La peinture cinématographique de la principale fête risible que l’on donne à voir
est celle d’un mariage chez les riches propriétaires du château de Courances, fête
organisée par un traiteur parisien. L’équipe qui l’organise se veut un microcosme
plébéien de la France moderne, manifestement incompétente et incapable de s’exprimer calmement, même aux rares moments d’apparente trève où deux employés quelconques du service de traiteur embauché pour l’occasion, soudainement n’en sont plus pris à la gorge, donc plus en train de s’insulter, de s’agresser, de s’intimider, avec
l’argot détestable qui a, tout partout, pris, là-bas, la place du français…cette
langue à l’agonie qui ne se parle et ne s’écrit plus qu’au sein des classes
instruites.
C’est ici qu’il faut rappeler que l’humour comporte des limites culturelles qui
balisent la fin et le début d’une multitude de genres comiques s’enchaînant les uns
aux autres. Le ridicule de la simple parodie des classes laborieuses est sans aucun
doute une supportable prison dont on ne veut sortir et qui forme la base du rire
(l’exemple de La petite vie vient à l’esprit) mais dans ce film on déborde du
grotesque pour attaquer jusqu’à la façon d’être et de se comporter des classes de
parvenus se croyant invulnérables à la moquerie. Et, en s’éloignant de la parodie
d’une seule classe, ce film fait bientôt penser à la menace du ridicule sur tout le
monde social qu’on portraiture tel quel parce que le miroir des bipèdes au téléphone
sous l’oeil, à l’oreille et toujours à la main, ici, informe le spectateur sur
l’état des rapports sociaux et intellectuels.

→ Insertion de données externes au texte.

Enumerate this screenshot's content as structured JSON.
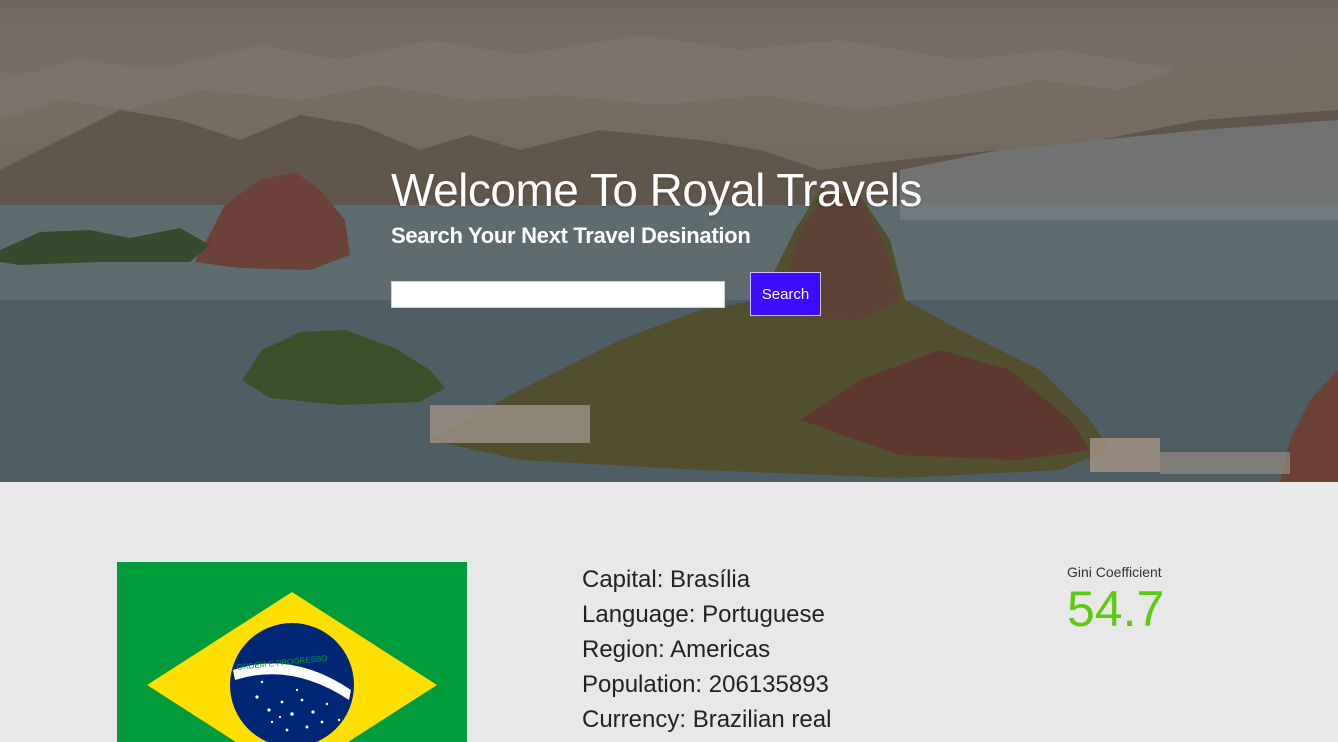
{
  "hero": {
    "title": "Welcome To Royal Travels",
    "subtitle": "Search Your Next Travel Desination",
    "search": {
      "value": "",
      "placeholder": "",
      "button_label": "Search"
    }
  },
  "country": {
    "flag_icon": "brazil-flag",
    "flag_motto": "ORDEM E PROGRESSO",
    "details": [
      {
        "label": "Capital:",
        "value": "Brasília"
      },
      {
        "label": "Language:",
        "value": "Portuguese"
      },
      {
        "label": "Region:",
        "value": "Americas"
      },
      {
        "label": "Population:",
        "value": "206135893"
      },
      {
        "label": "Currency:",
        "value": "Brazilian real"
      }
    ],
    "gini": {
      "label": "Gini Coefficient",
      "value": "54.7",
      "color": "#5ccc10"
    }
  },
  "colors": {
    "search_button": "#3d0bff",
    "flag_green": "#009b3a",
    "flag_yellow": "#fedf00",
    "flag_blue": "#002776"
  }
}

Il n’y a même plus d’exagération cherchant à déformer ou grossir la vérité: on nous
montre, dans ce film supposément très drôle, à l’heure actuelle comment, au pays de
la joie de vivre (!) on s’amuse et on fête par mauvaise chanson, piètre
chanteur et mauvaise musique en plus!
Quelle fresque lamentable nous tombe ici sous les yeux, venue de chez nos pauvres
cousins générés par le post-mittérandisme, sans doute la plus grande débâcle
politique et sociale d’une vieille nation méconnaissable!

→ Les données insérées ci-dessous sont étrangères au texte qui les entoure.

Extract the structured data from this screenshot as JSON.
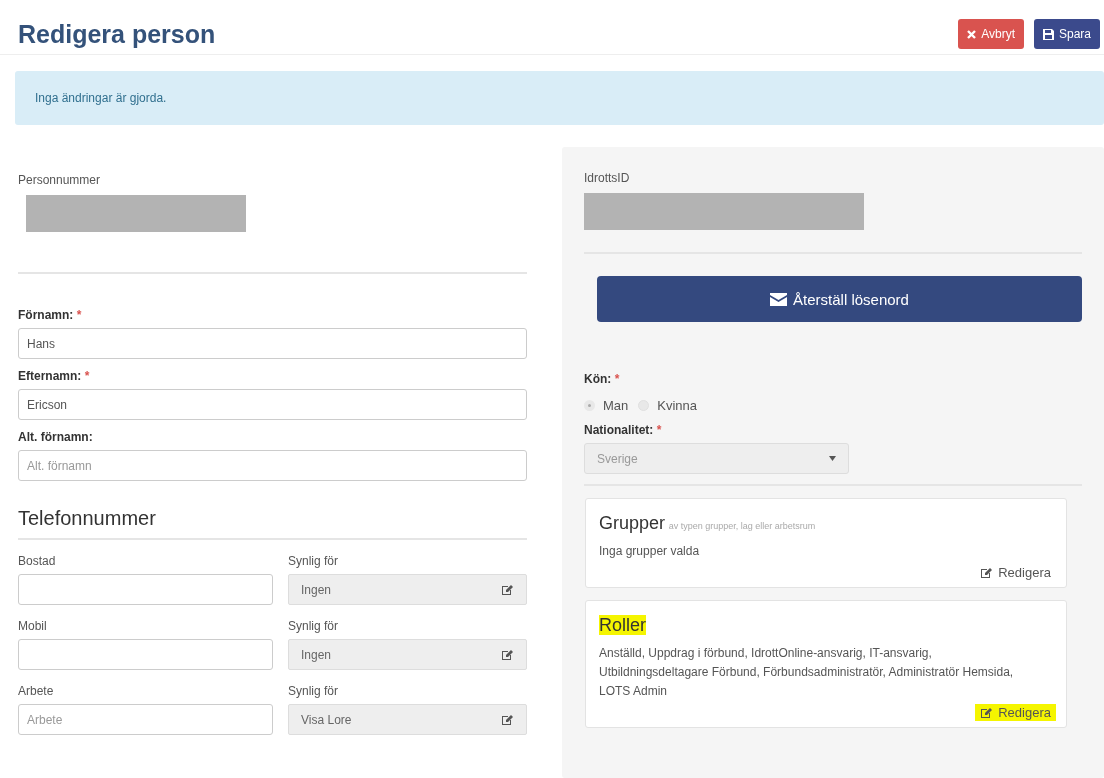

En tant que spectateurs, si on pouvait fuir uniquement avec le sens de la fête au
coeur, jusque dans l’univers de l’humour parodique et satirique, ce serait bien. Le
problème c’est que le coeur nous est arraché à grands coups de meurtrissures, car
tout Québécois, sans devenir cynique, sait que la gentillesse est la qualité
volatilisée du coeur des Français, en tout cas depuis un siècle ferme de débâcles
militaires et diplomatiques.
Avec son titre ironique, Le sens de la fête, nous plongeons dans un réalisme du quotidien français contemporain, celui de l’agression perverse et narcissique d’une société, disons-le, malheureuse, souffrant d’un état social de déclassés qui fait migrer annuellement bien plus de dix mille jeunes Français adorables et au bon coeur chez nous qui les accueillons de bonne grâce et, finalement, avec ravissement puisqu’ils ont quitté, rendus ici, ces hystéries agressives d’acteurs journaliers d’une France insupportable (sans doute victime d’inconscience ou d’ignorance des fondements de sa culture) pétrie de mépris institutionnalisé, un tableau d’ensemble qu’hélas! ce film dit comique met avec limpidité en scène jusqu’avec la parodie de leurs revendications patronales ou syndicales péniblement formulées!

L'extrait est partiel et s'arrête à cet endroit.